Everywhere the picture was the same. Hitler reacted explosively to any methods adopted by the enemy of which he disapproved, and often they were methods of a very illegal nature. In the state of excitement into which he then worked himself it was virtually impossible to point out obstacles of an objective or legalistic nature. Often there were wearying debates, which almost always ended with capitulation to him. The fundamental problem was this: the war in the east was producing terrible acts of cruelty committed by the Russians against German injured soldiers and prisoners of war; by its very nature partisan warfare was unrestricted. But for a country which was claiming so loudly to be the saviour of western civilisation it would have been more fitting to have insisted on the most rigid maintenance of traditional discipline and military honour.
Where troops or their individual commanders had spontaneously reacted with violence then it would normally have been up to their superiors, even by establishing courts martial, to establish whether the proper scale of reprisals had been exceeded. Hitler went exactly the opposite w
ay: he normalised what would otherwise have been occasional, and under certain circumstances pardonable, acts of violence and made terrorism the order of the day. Once again one is forced to ask whether the Chief of Hitler’s military chancellery was obliged to go along with all this. Certainly he was not. But Hitler would never have permitted this field-marshal, who had become so indispensable to him in so many ways, to go. Several times Keitel demanded to be posted elsewhere, but each time in vain.

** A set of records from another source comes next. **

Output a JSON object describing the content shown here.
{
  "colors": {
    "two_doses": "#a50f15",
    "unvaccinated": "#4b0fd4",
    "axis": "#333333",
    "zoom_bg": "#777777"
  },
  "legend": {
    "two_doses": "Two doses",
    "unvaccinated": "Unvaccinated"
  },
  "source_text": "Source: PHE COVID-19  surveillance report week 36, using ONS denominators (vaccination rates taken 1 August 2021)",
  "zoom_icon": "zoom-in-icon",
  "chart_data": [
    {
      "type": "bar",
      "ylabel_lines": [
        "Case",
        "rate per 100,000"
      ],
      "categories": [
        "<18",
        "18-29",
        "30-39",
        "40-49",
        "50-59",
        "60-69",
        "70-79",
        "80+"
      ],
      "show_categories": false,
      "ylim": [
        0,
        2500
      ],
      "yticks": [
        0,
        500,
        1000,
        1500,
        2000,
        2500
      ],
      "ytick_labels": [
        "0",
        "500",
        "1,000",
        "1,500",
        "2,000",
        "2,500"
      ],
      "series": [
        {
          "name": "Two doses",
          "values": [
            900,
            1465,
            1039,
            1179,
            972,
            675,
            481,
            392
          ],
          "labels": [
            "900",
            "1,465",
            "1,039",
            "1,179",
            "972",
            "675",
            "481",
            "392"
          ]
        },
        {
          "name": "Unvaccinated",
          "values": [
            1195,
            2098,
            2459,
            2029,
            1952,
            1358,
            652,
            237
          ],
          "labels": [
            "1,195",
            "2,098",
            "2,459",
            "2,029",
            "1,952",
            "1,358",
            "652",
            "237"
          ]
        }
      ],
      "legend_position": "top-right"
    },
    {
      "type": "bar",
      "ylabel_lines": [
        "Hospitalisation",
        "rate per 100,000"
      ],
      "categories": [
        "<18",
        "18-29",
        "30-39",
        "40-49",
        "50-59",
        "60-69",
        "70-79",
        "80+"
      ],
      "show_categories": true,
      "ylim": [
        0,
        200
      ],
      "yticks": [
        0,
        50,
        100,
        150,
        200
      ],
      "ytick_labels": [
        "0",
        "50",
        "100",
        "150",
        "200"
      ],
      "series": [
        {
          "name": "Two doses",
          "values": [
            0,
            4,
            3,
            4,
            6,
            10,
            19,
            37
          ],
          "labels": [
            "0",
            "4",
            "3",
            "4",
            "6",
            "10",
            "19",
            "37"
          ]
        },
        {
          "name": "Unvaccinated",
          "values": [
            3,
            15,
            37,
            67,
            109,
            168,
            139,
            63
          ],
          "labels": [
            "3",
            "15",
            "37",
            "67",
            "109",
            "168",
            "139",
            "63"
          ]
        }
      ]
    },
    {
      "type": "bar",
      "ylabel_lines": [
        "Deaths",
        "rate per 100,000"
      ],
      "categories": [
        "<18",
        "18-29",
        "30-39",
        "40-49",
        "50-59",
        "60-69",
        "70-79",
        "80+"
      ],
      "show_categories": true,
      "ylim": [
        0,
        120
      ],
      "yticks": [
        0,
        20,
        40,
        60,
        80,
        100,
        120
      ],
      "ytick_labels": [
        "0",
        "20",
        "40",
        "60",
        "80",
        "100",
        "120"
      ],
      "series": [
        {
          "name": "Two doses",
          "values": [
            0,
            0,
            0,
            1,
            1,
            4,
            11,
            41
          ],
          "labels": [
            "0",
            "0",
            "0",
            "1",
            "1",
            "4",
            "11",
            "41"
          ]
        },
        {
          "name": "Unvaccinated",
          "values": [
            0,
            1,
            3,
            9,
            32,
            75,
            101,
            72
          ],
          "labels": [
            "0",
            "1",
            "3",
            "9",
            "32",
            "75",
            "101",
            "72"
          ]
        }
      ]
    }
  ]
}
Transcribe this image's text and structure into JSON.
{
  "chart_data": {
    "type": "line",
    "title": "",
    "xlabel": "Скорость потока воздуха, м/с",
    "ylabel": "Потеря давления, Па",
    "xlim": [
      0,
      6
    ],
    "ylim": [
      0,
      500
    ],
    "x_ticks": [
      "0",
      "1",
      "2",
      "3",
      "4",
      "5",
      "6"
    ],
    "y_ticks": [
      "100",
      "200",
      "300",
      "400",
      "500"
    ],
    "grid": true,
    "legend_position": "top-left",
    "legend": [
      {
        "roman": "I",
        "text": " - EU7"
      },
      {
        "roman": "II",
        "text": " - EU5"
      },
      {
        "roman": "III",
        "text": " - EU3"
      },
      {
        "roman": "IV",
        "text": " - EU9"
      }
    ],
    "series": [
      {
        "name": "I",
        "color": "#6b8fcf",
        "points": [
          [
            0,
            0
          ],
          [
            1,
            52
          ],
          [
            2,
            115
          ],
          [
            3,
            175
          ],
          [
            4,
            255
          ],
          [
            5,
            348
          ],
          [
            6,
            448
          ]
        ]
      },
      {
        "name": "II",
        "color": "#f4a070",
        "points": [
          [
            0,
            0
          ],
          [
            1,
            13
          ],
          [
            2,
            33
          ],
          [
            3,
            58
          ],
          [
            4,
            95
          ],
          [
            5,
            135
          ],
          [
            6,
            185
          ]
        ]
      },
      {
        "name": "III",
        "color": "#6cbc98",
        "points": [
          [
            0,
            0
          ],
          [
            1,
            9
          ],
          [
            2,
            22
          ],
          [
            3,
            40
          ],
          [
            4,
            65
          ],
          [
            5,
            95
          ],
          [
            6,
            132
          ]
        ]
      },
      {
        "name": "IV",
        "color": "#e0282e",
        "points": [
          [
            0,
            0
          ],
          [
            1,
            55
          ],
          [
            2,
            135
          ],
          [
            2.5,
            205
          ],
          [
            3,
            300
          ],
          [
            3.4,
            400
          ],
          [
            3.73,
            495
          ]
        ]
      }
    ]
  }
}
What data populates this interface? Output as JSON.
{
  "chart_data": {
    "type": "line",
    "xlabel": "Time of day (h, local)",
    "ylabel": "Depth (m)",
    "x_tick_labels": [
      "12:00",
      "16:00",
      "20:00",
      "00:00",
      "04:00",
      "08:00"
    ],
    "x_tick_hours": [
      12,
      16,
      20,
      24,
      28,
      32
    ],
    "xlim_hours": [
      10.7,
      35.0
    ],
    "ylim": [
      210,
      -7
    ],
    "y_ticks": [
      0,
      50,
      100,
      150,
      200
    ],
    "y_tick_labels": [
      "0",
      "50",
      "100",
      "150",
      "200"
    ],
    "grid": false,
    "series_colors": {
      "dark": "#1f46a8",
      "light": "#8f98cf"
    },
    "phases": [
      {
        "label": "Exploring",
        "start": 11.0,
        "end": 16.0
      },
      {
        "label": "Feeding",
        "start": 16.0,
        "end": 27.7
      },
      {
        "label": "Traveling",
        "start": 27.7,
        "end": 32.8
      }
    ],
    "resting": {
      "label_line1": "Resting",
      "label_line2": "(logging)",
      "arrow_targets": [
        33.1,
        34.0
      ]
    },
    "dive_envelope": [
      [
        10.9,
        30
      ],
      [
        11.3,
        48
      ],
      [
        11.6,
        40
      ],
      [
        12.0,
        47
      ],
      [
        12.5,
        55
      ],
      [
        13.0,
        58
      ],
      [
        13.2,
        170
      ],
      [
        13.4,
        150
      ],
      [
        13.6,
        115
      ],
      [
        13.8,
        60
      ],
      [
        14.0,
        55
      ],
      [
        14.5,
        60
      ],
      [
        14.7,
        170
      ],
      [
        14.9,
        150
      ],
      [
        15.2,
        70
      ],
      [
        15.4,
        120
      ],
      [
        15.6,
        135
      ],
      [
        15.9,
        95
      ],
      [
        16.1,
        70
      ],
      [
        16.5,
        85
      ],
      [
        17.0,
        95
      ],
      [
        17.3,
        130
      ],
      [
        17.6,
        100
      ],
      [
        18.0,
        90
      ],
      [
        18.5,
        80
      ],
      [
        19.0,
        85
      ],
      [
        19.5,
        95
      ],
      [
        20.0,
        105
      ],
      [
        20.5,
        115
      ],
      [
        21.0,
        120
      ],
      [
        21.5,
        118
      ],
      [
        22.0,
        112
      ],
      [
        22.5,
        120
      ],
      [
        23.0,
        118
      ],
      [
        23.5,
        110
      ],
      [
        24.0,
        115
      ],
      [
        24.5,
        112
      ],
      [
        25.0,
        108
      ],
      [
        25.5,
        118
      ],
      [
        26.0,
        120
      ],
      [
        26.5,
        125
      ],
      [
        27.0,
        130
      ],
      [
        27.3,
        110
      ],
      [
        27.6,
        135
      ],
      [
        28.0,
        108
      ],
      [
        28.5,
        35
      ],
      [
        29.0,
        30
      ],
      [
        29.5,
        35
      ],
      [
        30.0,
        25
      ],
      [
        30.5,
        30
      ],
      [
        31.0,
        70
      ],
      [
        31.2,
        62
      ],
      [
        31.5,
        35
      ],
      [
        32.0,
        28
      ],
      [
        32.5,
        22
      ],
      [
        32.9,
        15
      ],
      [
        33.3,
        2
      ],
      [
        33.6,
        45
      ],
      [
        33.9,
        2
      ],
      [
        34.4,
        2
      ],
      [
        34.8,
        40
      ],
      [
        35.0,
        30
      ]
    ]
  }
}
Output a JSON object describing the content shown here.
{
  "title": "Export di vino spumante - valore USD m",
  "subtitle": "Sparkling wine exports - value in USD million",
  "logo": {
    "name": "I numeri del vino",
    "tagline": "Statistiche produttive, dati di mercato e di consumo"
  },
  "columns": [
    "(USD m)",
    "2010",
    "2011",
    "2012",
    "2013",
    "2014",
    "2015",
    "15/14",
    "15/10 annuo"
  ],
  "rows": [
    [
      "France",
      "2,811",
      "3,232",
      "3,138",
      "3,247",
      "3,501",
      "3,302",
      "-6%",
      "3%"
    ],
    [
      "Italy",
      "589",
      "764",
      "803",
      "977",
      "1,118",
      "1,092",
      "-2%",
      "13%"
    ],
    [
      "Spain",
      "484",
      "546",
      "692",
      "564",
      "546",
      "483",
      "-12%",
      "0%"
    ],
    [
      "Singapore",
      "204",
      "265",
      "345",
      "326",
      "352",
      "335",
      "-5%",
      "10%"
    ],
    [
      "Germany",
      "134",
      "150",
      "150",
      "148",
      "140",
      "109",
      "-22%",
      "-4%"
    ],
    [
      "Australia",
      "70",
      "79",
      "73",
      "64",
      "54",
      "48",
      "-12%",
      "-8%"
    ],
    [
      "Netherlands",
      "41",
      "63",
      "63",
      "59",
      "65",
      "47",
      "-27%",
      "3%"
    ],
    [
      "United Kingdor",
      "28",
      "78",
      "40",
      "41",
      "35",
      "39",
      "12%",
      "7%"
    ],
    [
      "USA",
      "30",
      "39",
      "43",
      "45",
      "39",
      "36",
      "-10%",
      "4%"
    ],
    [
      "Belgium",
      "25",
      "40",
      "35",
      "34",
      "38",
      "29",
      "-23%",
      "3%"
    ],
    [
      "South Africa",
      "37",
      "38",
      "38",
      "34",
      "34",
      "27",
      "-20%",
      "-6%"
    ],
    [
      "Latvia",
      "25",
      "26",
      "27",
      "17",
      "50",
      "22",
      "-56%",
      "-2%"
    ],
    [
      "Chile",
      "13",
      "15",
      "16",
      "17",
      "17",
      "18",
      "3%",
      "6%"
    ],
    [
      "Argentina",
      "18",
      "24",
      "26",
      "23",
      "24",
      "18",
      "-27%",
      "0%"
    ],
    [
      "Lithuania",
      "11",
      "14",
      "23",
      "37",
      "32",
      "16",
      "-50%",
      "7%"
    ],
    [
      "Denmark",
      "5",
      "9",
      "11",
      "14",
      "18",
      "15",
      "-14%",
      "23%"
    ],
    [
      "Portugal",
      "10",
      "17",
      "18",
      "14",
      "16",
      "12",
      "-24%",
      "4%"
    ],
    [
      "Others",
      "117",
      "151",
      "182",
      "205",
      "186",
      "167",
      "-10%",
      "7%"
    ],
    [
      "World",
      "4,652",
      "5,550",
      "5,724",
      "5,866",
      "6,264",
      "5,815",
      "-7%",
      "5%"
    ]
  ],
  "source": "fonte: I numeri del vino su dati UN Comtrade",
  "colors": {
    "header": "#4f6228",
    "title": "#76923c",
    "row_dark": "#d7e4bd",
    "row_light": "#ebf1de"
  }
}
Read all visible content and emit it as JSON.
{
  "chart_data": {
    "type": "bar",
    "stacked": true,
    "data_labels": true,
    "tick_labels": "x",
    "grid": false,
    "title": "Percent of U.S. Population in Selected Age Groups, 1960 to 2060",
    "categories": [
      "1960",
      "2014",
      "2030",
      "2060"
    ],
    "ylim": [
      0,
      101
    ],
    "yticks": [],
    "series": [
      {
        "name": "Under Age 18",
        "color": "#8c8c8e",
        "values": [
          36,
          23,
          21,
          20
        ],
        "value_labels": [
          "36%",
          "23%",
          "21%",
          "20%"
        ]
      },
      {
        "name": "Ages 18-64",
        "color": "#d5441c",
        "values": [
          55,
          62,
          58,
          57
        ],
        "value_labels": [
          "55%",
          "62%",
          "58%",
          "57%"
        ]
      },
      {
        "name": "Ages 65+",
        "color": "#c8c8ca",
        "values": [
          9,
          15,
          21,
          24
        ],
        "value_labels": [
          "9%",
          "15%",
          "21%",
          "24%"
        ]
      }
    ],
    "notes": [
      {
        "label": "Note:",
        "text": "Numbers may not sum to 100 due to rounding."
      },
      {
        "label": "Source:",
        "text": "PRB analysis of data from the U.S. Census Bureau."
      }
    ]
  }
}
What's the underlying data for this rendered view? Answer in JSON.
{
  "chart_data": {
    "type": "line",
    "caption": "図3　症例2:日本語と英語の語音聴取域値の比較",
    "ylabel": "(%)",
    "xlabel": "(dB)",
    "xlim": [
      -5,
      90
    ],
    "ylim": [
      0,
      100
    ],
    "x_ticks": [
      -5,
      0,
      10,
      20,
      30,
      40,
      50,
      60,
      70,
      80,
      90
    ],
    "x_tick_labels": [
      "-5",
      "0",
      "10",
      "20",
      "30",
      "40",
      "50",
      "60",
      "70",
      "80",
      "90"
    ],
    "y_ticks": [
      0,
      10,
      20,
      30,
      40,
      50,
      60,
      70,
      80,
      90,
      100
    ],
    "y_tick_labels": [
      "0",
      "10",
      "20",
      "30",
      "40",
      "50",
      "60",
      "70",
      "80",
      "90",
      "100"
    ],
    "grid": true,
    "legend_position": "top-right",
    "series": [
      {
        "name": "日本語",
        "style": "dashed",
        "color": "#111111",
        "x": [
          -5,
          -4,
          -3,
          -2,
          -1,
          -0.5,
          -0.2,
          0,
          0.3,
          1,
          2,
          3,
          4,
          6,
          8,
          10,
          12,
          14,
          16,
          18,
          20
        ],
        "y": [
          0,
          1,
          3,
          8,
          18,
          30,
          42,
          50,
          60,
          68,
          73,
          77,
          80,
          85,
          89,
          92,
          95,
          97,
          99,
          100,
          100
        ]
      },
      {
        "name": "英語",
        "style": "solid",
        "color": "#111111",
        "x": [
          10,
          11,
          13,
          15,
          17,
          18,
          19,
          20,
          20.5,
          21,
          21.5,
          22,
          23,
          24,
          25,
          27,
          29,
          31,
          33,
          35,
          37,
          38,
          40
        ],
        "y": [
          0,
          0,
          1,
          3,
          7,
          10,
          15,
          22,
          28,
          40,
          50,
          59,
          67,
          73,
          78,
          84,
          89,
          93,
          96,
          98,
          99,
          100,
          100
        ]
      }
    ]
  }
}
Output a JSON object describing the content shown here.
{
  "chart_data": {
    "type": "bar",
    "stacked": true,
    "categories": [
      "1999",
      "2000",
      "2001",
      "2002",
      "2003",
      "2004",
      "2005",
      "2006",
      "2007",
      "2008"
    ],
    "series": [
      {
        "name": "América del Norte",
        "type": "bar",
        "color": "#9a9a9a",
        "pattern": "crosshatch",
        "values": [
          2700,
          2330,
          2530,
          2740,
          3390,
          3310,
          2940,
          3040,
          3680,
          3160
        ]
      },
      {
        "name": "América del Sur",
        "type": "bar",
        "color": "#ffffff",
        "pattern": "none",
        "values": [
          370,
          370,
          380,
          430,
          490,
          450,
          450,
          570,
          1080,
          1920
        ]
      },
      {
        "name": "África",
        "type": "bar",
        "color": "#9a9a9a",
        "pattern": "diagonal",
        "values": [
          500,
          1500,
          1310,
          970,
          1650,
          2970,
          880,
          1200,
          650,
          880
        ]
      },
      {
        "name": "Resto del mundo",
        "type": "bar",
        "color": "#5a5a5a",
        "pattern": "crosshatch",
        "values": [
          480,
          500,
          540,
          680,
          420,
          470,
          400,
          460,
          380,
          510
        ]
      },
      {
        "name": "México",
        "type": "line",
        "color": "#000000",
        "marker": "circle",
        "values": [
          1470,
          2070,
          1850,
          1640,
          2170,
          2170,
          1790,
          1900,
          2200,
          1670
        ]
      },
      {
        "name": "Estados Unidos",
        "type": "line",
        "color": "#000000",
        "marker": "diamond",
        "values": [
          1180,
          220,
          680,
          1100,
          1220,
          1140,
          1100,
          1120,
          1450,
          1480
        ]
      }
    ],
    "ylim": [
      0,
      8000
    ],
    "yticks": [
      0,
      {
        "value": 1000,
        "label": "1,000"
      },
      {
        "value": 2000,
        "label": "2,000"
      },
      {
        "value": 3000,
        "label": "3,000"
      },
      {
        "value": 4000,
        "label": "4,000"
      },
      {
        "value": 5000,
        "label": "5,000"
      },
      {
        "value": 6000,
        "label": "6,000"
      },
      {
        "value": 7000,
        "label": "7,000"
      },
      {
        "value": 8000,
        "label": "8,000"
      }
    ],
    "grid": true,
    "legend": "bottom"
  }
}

The more fiercely the war was prosecuted, the more the so-called ‘Severity Orders’ multiplied. There still remain several accusations which were unjustly brought forward against Keitel, but which also illuminate the difficult position of the Chief of the High Command.
It proved impossible, but not for lack of effort on the prosecution’s part, to implicate the field-marshal in having planned or even ordered the murder of two of France’s leading generals, General Weygand and General Giraud. It was in fact the Giraud case—in 1942 the general had managed to escape from Königstein fortress near Dresden—that had called Hitler’s suspicious attention to what seemed in his view to be certain shortcomings in the prisoner-of-war system.* It was a fact that in this field the old customary military proprieties were still observed. Among the files of Keitel’s defence counsel are references to one case where the Munich secret state police authorities had complained about the commander of the prisoners of war in Military District VII, Bavaria; the latter, Major-General von Saur, was accused of impeding the work of a special squad of secret state police working in the POW’s camps to single out the communists, Jews and intellectuals among the Soviet prisoners for ‘special treatment’, in other words for liquidation.